The presentation suggests that deforestation, city building responsible for growing wildfires

By Dee Riggs
The Wenatchee World

WENATCHEE, Wash. — The program message was alarming: humans have caused forests to become diseased, dense and ripe for high-intensity wildfires.

But moderator Paul Hessburg wanted the audience to remain calm, even optimistic.

“I want you to be powerful; we can change,” he told about 130 people who crowded into the Wenatchee Valley Museum & Cultural Center Tuesday night. They were there to see the first showing of “Living in the Era of Megafires,” a video presentation by North 40 Productions that was interspersed with talks by Hessburg, a research ecologist with the U.S. Forest Service who has studied historical and modern forests of the inland West.

The increase in number of mega wildfires, defined as those burning 100,000 acres of more, is “jaw-dropping,” Hessburg said. Those fires, along with smaller and medium-sized fires, have grown to the point where “nearly 60 percent of the Forest Service budget will go toward fighting wildfires this year.”

In the presentation, old photographs showed forests that were open and healthy in the 1800s, when Native Americans allowed fire to burn through the forests, and even started fires in the spring and fall to encourage better grazing and crop growth.

By the mid-1800s, however, Europeans had changed the way fire moved by grazing cattle and sheep, harvesting big trees and leaving smaller, thin-barked trees.

Trailer for Living in the Era of Megafires from North 40 Productions.

“As the big trees were cut, the forests grew denser and were replaced with smaller trees,” Hessburg said. “The forests became more susceptible to diseases and insects and they became sicker.”

Total fire suppression also became a policy as people continued to build homes and other structures in areas that had traditionally burned on a regular basis.
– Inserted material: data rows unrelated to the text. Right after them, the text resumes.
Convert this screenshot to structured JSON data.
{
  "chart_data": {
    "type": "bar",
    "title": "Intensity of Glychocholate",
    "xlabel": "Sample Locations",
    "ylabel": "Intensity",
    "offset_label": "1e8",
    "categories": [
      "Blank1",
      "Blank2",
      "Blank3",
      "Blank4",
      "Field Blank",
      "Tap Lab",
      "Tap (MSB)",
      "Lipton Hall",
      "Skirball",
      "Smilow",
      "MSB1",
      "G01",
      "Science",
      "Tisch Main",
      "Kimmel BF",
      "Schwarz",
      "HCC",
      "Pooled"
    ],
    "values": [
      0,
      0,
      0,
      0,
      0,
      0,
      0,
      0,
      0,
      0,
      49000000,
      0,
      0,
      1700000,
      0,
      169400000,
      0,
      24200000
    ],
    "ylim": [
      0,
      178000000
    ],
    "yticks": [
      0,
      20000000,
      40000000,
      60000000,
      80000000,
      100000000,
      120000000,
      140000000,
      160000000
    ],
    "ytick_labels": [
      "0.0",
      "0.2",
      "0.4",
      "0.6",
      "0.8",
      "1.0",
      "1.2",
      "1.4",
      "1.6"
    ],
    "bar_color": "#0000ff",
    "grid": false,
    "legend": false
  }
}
“And we continue to build, at an alarming rate,” Hessburg said. “It’s time to decide where to build, what to build with and to create defensive neighborhood planning. Once fires are roaring, it’s already too late.”

Hessburg said climate change is also “having a huge effect” on megafires. He noted that 1.5 million acres of forest burned in Alberta, Canada, in May of this year.

“What we need is a cultural shift from being reactive to being proactive,” he said. He encouraged people to talk to their elected representatives about the need for more prescribed burning.

“Firefighters use those burned areas as containers to steer fires into and they create barriers,” he said.

The public has objected to prescribed burns because they produce smoke and haze but, Hessburg said, smoke from prescribed burns is not nearly as thick as what comes from a wildfire.

Hessburg also said the availability of small mills, which can work with small trees, would help homeowners who want to thin their land.

“Now, it really is up to us, and there is a lot we can do and a lot needs to be done,” he said. “We can apply Firewise concepts, support local prescribed burn efforts and create fire adaptive communities.”